More significant facts to know about Napoleon, he says, are that more books have been written about Napoleon (300,000) than about any other historical figure, and that the man known for his brilliance on the field of battle was also responsible for fixing the French economy after its post-revolutionary chaos, for promoting religious freedom, for significantly improving the country’s education system, and for developing the Napoleonic Code, a legal framework whose influence is still seen in the law books of France and Louisiana.

Markham, who by day teaches high school history near his home in Olympia, Wash., is the executive vice president of the International Napoleonic Society, a scholarly organization devoted to the study of Napoleon’s life and times. Markham’s interest in Napoleon was fueled by a French history class he took at ASU. A paper about Napoleon that he wrote for the class provided the basis for his first published magazine article on the topic; the course helped him “get beyond being interested in Napoleon, and (do) something with that interest,” he said.
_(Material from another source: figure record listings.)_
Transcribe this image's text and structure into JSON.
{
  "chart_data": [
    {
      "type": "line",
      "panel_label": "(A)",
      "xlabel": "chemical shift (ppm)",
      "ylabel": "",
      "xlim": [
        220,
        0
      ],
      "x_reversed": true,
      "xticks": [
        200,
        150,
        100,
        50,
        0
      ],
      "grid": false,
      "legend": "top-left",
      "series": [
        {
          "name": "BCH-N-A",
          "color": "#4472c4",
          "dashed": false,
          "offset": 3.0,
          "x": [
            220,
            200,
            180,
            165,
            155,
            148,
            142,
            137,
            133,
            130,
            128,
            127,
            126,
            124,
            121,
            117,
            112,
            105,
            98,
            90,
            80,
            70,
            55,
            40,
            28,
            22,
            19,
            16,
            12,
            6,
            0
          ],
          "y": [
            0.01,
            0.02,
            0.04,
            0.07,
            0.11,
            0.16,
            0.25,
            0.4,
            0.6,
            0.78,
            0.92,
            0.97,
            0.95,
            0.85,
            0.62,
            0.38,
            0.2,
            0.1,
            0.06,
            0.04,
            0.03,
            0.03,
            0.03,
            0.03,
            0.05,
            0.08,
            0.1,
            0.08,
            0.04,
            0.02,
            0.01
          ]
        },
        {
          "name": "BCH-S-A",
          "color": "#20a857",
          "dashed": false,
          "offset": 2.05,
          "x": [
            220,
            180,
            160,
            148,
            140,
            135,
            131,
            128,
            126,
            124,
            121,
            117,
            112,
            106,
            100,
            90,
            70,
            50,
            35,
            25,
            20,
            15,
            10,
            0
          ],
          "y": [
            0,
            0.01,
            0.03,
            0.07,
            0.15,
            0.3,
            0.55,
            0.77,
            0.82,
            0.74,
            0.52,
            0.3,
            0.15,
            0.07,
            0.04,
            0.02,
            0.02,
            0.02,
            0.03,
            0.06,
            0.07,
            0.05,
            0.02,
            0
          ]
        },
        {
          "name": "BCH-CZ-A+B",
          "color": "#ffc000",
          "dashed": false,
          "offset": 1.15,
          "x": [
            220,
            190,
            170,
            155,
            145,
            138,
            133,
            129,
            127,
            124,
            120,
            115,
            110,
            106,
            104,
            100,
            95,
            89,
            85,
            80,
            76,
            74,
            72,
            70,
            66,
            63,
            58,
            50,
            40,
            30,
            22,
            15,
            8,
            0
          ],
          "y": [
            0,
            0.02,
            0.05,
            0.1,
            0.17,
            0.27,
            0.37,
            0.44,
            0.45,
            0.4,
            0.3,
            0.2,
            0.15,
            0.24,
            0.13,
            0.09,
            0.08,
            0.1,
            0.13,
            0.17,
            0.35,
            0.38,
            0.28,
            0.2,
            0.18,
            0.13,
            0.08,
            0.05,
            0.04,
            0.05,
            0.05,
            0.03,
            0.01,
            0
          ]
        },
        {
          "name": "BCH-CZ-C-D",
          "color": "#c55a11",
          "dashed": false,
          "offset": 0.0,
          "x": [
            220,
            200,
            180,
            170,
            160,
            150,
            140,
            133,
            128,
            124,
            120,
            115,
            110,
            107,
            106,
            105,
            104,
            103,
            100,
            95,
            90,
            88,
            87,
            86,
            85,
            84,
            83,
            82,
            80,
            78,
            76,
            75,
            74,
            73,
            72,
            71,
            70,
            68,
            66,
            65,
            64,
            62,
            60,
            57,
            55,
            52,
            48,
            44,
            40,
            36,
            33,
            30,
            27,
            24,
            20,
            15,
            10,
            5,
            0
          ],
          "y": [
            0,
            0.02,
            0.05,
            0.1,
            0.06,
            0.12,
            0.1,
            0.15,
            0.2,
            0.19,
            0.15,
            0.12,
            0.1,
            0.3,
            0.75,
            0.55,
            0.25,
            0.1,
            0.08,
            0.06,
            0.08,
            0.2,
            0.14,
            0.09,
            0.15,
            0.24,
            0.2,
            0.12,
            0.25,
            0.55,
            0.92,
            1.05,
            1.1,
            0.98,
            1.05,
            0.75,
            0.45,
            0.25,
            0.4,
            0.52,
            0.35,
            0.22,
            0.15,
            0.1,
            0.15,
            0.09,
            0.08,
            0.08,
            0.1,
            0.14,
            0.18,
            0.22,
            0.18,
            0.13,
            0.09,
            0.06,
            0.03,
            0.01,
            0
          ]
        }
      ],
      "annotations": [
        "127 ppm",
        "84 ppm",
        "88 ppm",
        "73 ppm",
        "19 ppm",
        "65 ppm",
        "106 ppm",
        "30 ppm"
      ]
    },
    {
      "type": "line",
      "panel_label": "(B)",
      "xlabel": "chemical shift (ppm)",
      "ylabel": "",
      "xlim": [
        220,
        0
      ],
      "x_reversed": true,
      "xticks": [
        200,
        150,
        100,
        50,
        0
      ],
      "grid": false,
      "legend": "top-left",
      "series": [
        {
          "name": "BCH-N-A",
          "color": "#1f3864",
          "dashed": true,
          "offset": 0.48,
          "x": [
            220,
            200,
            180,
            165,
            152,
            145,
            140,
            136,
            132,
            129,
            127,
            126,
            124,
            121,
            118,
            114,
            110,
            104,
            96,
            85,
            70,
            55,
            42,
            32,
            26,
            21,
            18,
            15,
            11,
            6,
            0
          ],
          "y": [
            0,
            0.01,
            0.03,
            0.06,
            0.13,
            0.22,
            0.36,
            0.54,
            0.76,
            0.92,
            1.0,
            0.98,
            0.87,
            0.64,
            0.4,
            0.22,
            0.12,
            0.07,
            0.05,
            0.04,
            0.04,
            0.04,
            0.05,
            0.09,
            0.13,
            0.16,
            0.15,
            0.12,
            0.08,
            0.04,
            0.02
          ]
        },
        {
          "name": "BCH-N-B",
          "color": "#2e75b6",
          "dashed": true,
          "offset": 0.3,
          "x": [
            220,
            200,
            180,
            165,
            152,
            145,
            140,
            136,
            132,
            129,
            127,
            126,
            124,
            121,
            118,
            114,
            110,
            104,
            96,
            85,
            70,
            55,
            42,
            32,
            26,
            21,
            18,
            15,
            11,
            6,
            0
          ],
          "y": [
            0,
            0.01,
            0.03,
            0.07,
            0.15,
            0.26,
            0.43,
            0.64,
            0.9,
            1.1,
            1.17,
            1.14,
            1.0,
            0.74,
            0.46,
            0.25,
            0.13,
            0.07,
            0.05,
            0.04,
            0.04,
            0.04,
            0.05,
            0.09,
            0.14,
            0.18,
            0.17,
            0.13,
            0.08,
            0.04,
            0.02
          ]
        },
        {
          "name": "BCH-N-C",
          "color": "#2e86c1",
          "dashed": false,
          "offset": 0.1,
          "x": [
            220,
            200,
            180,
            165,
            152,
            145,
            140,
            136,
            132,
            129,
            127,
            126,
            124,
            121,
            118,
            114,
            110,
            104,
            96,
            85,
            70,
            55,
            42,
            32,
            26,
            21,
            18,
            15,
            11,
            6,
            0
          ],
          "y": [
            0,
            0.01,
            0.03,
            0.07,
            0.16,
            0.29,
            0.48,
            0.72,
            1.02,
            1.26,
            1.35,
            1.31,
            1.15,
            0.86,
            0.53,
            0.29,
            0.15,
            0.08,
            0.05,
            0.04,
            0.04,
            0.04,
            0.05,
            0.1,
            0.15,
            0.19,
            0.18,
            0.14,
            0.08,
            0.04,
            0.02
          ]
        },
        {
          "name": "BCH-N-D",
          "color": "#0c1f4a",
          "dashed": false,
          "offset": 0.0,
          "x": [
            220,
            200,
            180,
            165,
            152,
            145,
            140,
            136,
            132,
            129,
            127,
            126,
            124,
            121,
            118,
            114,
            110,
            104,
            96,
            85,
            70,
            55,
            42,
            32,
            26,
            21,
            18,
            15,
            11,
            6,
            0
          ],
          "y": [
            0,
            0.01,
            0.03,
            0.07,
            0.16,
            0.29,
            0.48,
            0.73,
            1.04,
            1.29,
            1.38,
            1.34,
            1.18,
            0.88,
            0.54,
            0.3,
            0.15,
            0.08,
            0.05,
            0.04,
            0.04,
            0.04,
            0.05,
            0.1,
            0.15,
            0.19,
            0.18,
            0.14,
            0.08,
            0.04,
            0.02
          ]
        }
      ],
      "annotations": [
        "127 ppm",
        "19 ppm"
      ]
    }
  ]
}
“Napoleon for Dummies” is Markham’s fourth book on the topic and he pops up with regularity as an expert on History Channel documentaries. He says his house resembles something of a Napoleonic museum, as he owns more than 1,000 books about the emperor and the world’s largest collection of Napoleonic-era snuffboxes.

“(The collections) inspire me to keep at it,” he says.

HOLDING A WINNING HAND BUSINESS GRAD WINS BIG IN POKER, LIFE
The Author: Tom Schneider '81 B.S.
The Book: "Oops, I won Too Much Money: Winning Wisdom from the Boardroom to the Poker Table"

Poker has been good to Tom Schneider. Very good. He can make more in a few days of tournament play than many business owners make in a year. But there is at least one element of the business world that Schneider, who is currently plays full time, misses.

“ Poker is a win-lose proposition,” Schneider, who recently won $256,000 when he came in third on the World Poker Tour, said. “Business, if you do it right, is win-win. It’s more fun to … celebrate our success than it is to be the lone ranger all the time.”

Lone ranger or not, Schneider has parlayed a modest start in cash games at Arizona casinos in the early 1990s into a career as a poker player, one which he hopes will help him become a card-dealing household name. With his World Poker Tour finish broadcast nationally in June on the Travel Channel, it appears he’s on his way.

Schneider said he came up with the idea of writing a book after playing in a tournament with Phil Hellmuth, known on the circuit as “the poker brat.”

“I started writing because (Phil) treats people badly,” Schneider said. “If he can write books, I thought, why can’t I write one that teaches people to behave at the (poker) table?”

Schneider’s book is largely about how to play the game of business, and life, with integrity. He intersperses sharp-witted anecdotes drawn from the card tables with stories from his career as a businessman. In the end, Schneider says, what matters isn’t whether you’re holding a full house, but if you have a happy one.

“When you finally ‘get’ it, you realize that doing for others is more important than things,” he said.

Schneider is enjoying the current poker “craze” and its effect on professional-level play. Poker has a fascinating intersection of luck and skill that other games can’t match, he asserts.

“People like poker, because there’s enough luck involved that a bad player can win occasionally,” he said. “But there’s also enough skill involved …(that) a good player will win in the long run.”